Broken Rites has checked a few of the annual Australian Catholic directories to trace Ferguson's movements after Burnie, Tasmania. For example, the 1979 directory listed him at St Bernard's parish, Claremont, near Hobart. In 1988, he was listed at Ashgrove, Brisbane, where the Marist Brothers had a secondary school. During the early 1990s, he was living at Marist Fathers' residences in Sydney. In 1996-97, he was an assistant priest at the Star of the Sea parish in Gladstone, Queensland. In 1999 and 2000, he was at St Aidan's parish, Rooty Hill in Sydney's west.

After Ferguson's first sentencing in May 2007, Queensland's "Gladstone Observer" newspaper informed the people of Gladstone (on 17 May 2007) about Father Ferguson's conviction.
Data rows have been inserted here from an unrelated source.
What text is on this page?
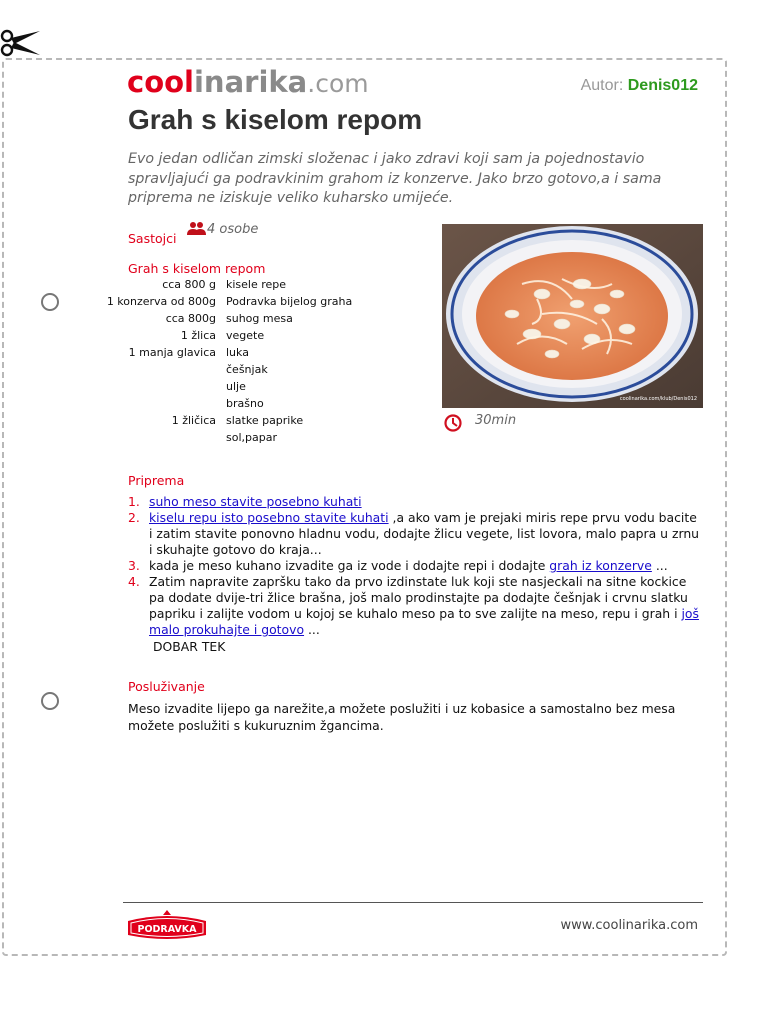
coolinarika.com	Autor: Denis012
Grah s kiselom repom

Evo jedan odličan zimski složenac i jako zdravi koji sam ja pojednostavio spravljajući ga podravkinim grahom iz konzerve. Jako brzo gotovo,a i sama priprema ne iziskuje veliko kuharsko umijeće.

Sastojci
4 osobe
Grah s kiselom repom
cca 800 g	kisele repe
1 konzerva od 800g	Podravka bijelog graha
cca 800g	suhog mesa
1 žlica	vegete
1 manja glavica	luka
	češnjak
	ulje
	brašno
1 žličica	slatke paprike
	sol,papar
coolinarika.com/klub/Denis012
30min
Priprema
1. suho meso stavite posebno kuhati
2. kiselu repu isto posebno stavite kuhati ,a ako vam je prejaki miris repe prvu vodu bacite i zatim stavite ponovno hladnu vodu, dodajte žlicu vegete, list lovora, malo papra u zrnu i skuhajte gotovo do kraja...
3. kada je meso kuhano izvadite ga iz vode i dodajte repi i dodajte grah iz konzerve ...
4. Zatim napravite zapršku tako da prvo izdinstate luk koji ste nasjeckali na sitne kockice pa dodate dvije-tri žlice brašna, još malo prodinstajte pa dodajte češnjak i crvnu slatku papriku i zalijte vodom u kojoj se kuhalo meso pa to sve zalijte na meso, repu i grah i još malo prokuhajte i gotovo ...
DOBAR TEK
Posluživanje

Meso izvadite lijepo ga narežite,a možete poslužiti i uz kobasice a samostalno bez mesa možete poslužiti s kukuruznim žgancima.

PODRAVKA	www.coolinarika.com
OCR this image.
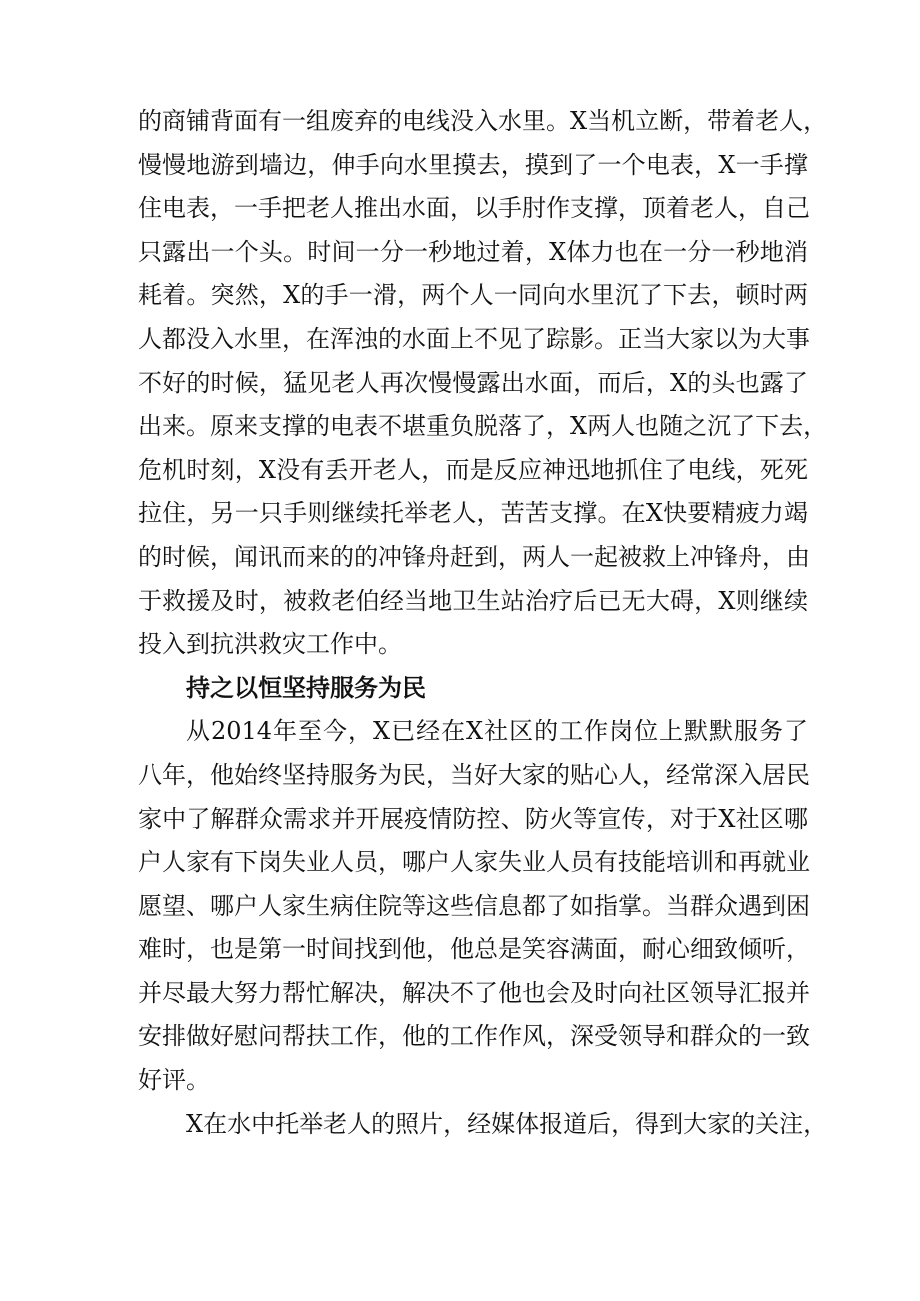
的商铺背面有一组废弃的电线没入水里。X当机立断，带着老人，
慢慢地游到墙边，伸手向水里摸去，摸到了一个电表，X一手撑
住电表，一手把老人推出水面，以手肘作支撑，顶着老人，自己
只露出一个头。时间一分一秒地过着，X体力也在一分一秒地消
耗着。突然，X的手一滑，两个人一同向水里沉了下去，顿时两
人都没入水里，在浑浊的水面上不见了踪影。正当大家以为大事
不好的时候，猛见老人再次慢慢露出水面，而后，X的头也露了
出来。原来支撑的电表不堪重负脱落了，X两人也随之沉了下去，
危机时刻，X没有丢开老人，而是反应神迅地抓住了电线，死死
拉住，另一只手则继续托举老人，苦苦支撑。在X快要精疲力竭
的时候，闻讯而来的的冲锋舟赶到，两人一起被救上冲锋舟，由
于救援及时，被救老伯经当地卫生站治疗后已无大碍，X则继续
投入到抗洪救灾工作中。
持之以恒坚持服务为民
从2014年至今，X已经在X社区的工作岗位上默默服务了
八年，他始终坚持服务为民，当好大家的贴心人，经常深入居民
家中了解群众需求并开展疫情防控、防火等宣传，对于X社区哪
户人家有下岗失业人员，哪户人家失业人员有技能培训和再就业
愿望、哪户人家生病住院等这些信息都了如指掌。当群众遇到困
难时，也是第一时间找到他，他总是笑容满面，耐心细致倾听，
并尽最大努力帮忙解决，解决不了他也会及时向社区领导汇报并
安排做好慰问帮扶工作，他的工作作风，深受领导和群众的一致
好评。
X在水中托举老人的照片，经媒体报道后，得到大家的关注，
There is no way of knowing the total number of boys who were sexually abused by Ferguson during his career. There is still potential for any fresh Ferguson complainants from Tasmania to contact the Tasmanian police sexual-offences unit or the Tasmanian Director of Public Prosecutions.

Any Ferguson victims in New South Wales or Queensland or elsewhere would need to consult the police sexual-offences unit in their own state, so that further a prosecution could be launched in the other state.

Any civil action against the Marist Fathers, seeking compensation for the Marist Fathers' action in inflicting Ferguson on the victims, would be aimed against the order's Australian headquarters in Sydney.

As well as working in Australian parishes or secondary schools, the Marist Fathers also do "missionary" work in the Pacific - and this is a cause for alarm in view of the Ferguson story.

Other sex-abuse cases in Burnie

The town of Burnie has found itself at the centre of numerous sexual abuse allegations between church figures and boys dating back to the early 1970s, prompting claims by some abuse victims of a "golden circle" of pedophiles that operated across denominations.

As well as Father Ferguson, another priest who was associated with Marist College was prominent Tasmanian priest Monsignor Philip Green, who was convicted in 2004 of indecently assaulting a young man.

In 2005, a former physical education teacher at Marist College, Paul Ronald Goldsmith (a former trainee priest), was jailed for sexual offences against boys in the Burnie area in the 1970s and 1980s.

Disgraced former Test umpire, Steve Randell, was jailed for sexual offences against young girls at the college in the early 1980s (after the school became co-educational).

Two former Tasmanian Anglican priests, Louis Daniels and Garth Hawkins, who have since been jailed for sex crimes against boys, also committed their offences in the Burnie area in the 1970s and 1980s and knew Randell through the church.